During the frenzy, pricing didn’t matter much – buyers were overbidding everything. Now that the environment has settled down just a bit, the list price chosen by sellers makes a difference.
Here are some of my notes on pricing.
Make the pricing easy to digest. The value-range pricing is the worst when it comes to confusing the buyers on how much to offer, but it’s not the only bad idea. A list price that is just above a major number (like $2,025,000) doesn’t give the buyers much room to offer less. It’s fine if you want to telegraph to people that you want $2 million, but make it easy for them to get there.
Lately I’ve had great luck with the 50s. In this example, a list price of $2,050,000 would make it easy for a buyer to offer $2,000,000 and think they are at least getting a $50,000 break.
Read the room. We initially discussed a list price of $1,850,000 for our listing on Bergen Glen. I was coming off a streak of bidding wars that produed overbids of $100,000 and $150,000….but those were in south Carlsbad and Encinitas. Was the NE Carlsbad market that hot?
It was already July by the time we hit the open market, and it felt like the cooldown was underway. A smaller home had just closed escrow on the same street for $1,617,000 on June 1st, and I wasn’t confident we’d have a wild bidding war that would push up the price by hundreds of thousands. It might only go up a little, or maybe not at all.
Which price would be the best strategy to wind up at $2,000,000?
We decided to increase the list price to $1,950,000 and hoped we’d get just enough action to boost the final price to $2,000,000. We got two offers, and one was willing to rise up to the $2 million for a quick close and occupancy before school started.
You may have seen the the comment section yesterday that my Bergen Peak seller took his extra winnings on a long trip to Europe!
Productive counter-offering. Not every house gets multiple offers and a bidding war. More buyers are offering LESS than the list price! How the listing agent handles the counter-offers usually makes or breaks the deal. I have two rules of thumb for sellers:
- The final price usually ends up around the midpoint of the initial offer price and the seller’s first counter.
- Come down in price substantially in the first round, then not so much in the second round.
The lower the buyer offers, the more the seller should come down in the first round. A buyer who is in love with the home is unlikely to offer way under price, so I’m not talking about those folks
It is trying to make a deal with the less-motivated buyers who offer less – we know they aren’t that crazy about the place, and you better tempt them with an attracive price to see if that will get them to buy.
By coming down by a decent chunk in the first round, it gives the less-motivated buyer some hope that the seller might give it away.

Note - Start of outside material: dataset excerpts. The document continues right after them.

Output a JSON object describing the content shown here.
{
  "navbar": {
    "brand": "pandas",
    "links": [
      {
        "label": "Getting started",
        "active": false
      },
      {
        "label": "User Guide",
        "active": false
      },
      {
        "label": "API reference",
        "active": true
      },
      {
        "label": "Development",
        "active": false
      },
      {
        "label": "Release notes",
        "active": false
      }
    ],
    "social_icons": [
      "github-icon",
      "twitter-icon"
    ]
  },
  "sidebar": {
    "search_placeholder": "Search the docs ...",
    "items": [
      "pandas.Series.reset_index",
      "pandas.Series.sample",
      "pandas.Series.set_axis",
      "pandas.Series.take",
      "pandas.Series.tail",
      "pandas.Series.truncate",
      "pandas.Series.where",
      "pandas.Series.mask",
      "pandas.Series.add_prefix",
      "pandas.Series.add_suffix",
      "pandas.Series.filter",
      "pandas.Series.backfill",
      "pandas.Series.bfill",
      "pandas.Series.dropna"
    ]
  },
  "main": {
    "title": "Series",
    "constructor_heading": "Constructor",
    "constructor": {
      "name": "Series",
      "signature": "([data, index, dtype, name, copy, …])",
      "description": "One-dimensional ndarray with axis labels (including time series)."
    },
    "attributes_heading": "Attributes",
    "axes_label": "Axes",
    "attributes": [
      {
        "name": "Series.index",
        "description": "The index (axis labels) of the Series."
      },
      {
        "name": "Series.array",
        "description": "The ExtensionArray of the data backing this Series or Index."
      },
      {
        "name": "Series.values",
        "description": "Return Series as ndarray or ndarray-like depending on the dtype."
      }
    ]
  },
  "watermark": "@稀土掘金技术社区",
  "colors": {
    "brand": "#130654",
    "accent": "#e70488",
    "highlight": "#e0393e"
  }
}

If they are just bluffing and really are motivated, they will probably just sign it, but if they are less-motivated, they will likely counter-offer higher than they would have.
You can beat a counter-offer session into the ground, and kill a deal by wearing out the other party. When the buyer motivations are suspect, you want to get this over with and sellers should consider signing the buyer’s first counter-offer. But if the gap is still too large, the next seller counter-offer price of a smaller increment (say 2% instead of the 4% in the first round) would send a message to the buyer that it’s time to sign the seller counter and buy the house – and if they counter again, the deal is probably going to die.
You want to find a way to create a win-win. Agents who insist on burying the other side will find that buyers aren’t taking it any more, and a crafty handling of the process makes the difference.